Minor degradation: allow transformations with limited effects on floating point results, as long as exact results remain exact. This option allows use of the MIPS 4 recip and rsqrt operations.
Conformance not required: allow any mathematically valid transformations. For instance, this allows implementation of x/y as x*recip(y). As an example, consider optimizing the Fortran code fragment:
INTEGER i, n
REAL sum, divisor, a(n)
sum = 0.0
DO i = 1,n
sum = sum + a(i)/divisor
END DO
At roundoff=0 and IEEE_arithmetic=1, the generated code must do the n loop iterations in order, with a divide and an add in each.
Using IEEE_arithmetic=3, the divide can be treated like a(i)*(1.0/divisor). On the MIPS R8000, the reciprocal can be done with a recip instruction. But more importantly, the reciprocal can be calculated once before the loop is entered, reducing the loop body to a much faster multiply and add per iteration, which can be a single madd instruction on the R8000.

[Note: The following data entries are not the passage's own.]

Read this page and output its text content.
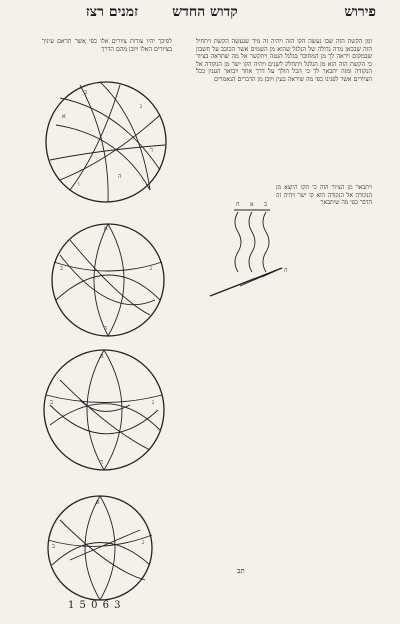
פירוש
קדוש החדש
זמנים רצז
לפיכך יהיו צורות ציורים אלו כפי אשר תראם עיניך בציורים האלו ויובן מהם הדרך
ומן הקשת הזה שבו נעשה הקו הזה ויהיה זה מיד שנעשה הקשת ויתחיל הזה שבכאן מדה גדולה של הגלגל שהוא מן השמים אשר הכוכב על חשבון שבמקום ויראה לך מן המחובר בגלגל הנטה ויתקשר אל מה שתראה בציור כי הקשת הזה הוא מן הגלגל ויתחלק לשנים ויהיה הקו ישר מן הנקודה אל הנקודה ומזה יתבאר לך כי הכל הולך על דרך אחד ויבואר הענין בכל הציורים אשר לפנינו כפי מה שיראה בעין ויובן מן הדברים הנאמרים
ויתבאר מן הציור הזה כי הקו היוצא מן הנקודה אל הנקודה הוא קו ישר ויהיה זה הדבר כפי מה שיתבאר
תב
1 5 0 6 3
א
ב
ג
ד
ה
ו
א
ב	ג
ד
א
ב	ג
ד
א
ב
ג
ח א ב
ח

Using roundoff=2, the loop may be reordered. The original loop takes at least 4 cycles per iteration on the R8000 (the latency of the add or madd instruction). Reordering allows the calculation of several partial sums in parallel, adding them together after loop exit. With software pipelining, a throughput of nearly 2 iterations per cycle is possible on the R8000, a factor of 8 improvement.
Consider another example:
INTEGER i,n
COMPLEX c(n)
REAL r
DO i = 1,n
r = 0.1 * i
c(i) = CABS ( CMPLX(r,r) )
END DO
Mathematically, r can be calculated by initializing it to 0.0 before entering the loop and adding 0.1 on each iteration. But doing so causes significant cumulative errors because the representation of 0.1 is not exact. The complex absolute value mathematically is equal to
SQRT(r*r + r*r). However, calculating it this way causes an overflow if 2*r*r is greater than the maximum REAL value, even though a representable result can be calculated for a much wider range of values of r (at greater cost). Both of these transformations are forbidden for roundoff=2, but enabled for roundoff=3.
It also disables optimizations which reverse the sense of a comparison, for example, turning x < y into ! (x >= y), since both x<y and x>=y may be FALSE if one of the operands is a NaN.